In all seriousness then, what do you think is the best way to protect your software? Since you have to deal with it everyday your insight would be a lot more conclusive than our hypothetical. Is the scarecrow tactic really the most cost-effective deterrent?
It is not directly comparable, it is a completely different type of market. We are dealing with a relatively small number of clients and are using licensing for other purposes, namely to police:
- access to separately licensed feature sets
- "size" limitations - how large a system they can model with our software
- concurrent user access limits
- annual support contracts
I suppose, rereading the above, there are obvious similarities.
We are largely protecting ourselves from organisational laziness, rather than deliberate piracy. Where an organisation might purchase a licence and then allow (through action or inaction) the software to propagate to all their users, or might forget to renew their annual support contract.
You are also dealing with different numbers. Remove three or four zeros from the user base of a mainstream game. Add two or three zeros to the per-unit cost.
Personally, I would like to live in a world where we could trust each other. So if one of our customers find they need a new feature or an extra uses, they just send us the money.
Sadly, I don't have an answer - if I did then I wouldn't have to "deal with it every day".
I don't have much say in this, but I would prefer if our system was based on enabling an organisation to manage their "account" with us as opposed to us policing their account.
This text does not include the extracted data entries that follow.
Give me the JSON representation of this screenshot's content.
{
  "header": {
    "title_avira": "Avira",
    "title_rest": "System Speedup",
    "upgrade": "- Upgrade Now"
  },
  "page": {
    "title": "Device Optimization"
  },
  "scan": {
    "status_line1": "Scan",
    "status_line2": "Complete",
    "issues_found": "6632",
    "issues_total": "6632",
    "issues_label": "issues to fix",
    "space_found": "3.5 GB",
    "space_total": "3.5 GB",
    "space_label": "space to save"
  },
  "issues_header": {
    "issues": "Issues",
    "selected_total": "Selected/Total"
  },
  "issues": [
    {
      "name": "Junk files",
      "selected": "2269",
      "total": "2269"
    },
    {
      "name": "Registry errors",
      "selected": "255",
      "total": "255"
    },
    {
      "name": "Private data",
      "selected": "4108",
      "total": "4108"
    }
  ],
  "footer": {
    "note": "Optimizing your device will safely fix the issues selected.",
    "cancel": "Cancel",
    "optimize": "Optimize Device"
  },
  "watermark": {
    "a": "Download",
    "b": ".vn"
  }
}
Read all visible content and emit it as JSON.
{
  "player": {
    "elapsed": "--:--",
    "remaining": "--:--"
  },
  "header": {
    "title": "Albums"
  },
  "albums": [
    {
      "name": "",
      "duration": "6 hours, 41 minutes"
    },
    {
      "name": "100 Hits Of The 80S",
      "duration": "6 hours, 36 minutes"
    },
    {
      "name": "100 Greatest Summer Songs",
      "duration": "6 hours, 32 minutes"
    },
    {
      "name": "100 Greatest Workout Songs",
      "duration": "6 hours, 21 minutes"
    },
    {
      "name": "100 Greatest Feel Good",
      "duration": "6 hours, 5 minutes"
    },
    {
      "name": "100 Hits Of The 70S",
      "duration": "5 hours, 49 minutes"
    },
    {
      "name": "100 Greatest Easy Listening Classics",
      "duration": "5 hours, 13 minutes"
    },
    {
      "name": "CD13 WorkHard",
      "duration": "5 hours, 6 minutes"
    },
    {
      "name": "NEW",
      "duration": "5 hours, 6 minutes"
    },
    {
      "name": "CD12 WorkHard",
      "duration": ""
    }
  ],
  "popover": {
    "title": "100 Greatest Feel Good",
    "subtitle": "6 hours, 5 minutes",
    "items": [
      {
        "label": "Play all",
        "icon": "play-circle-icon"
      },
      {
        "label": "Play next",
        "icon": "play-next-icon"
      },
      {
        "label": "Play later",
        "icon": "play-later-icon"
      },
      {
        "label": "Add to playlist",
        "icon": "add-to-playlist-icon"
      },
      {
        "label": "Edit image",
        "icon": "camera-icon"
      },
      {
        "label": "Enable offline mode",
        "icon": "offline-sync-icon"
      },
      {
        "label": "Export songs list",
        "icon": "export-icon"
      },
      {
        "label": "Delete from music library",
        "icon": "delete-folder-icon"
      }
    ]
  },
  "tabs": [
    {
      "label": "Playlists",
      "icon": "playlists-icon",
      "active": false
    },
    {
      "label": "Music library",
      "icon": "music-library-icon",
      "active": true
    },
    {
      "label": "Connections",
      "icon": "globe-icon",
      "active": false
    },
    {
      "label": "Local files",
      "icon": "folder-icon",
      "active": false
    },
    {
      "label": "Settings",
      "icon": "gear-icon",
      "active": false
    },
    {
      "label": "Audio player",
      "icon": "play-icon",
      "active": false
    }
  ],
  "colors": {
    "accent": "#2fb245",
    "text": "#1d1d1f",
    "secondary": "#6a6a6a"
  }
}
In other words, if they find they need an extra user or feature, they turn one on (so to speak) and send us a cheque. If the "account" was audit-able at both ends both in terms of what was enabled and what was used then that should be sufficient. It would wok the other way also by allowing us, or them, to look at their usage and say "here, we're not actually using all the licences we are paying for, lets reduce our number of licences".
As for the games industry - I certainly think DRM is a waste of time and an annoyance to legit users.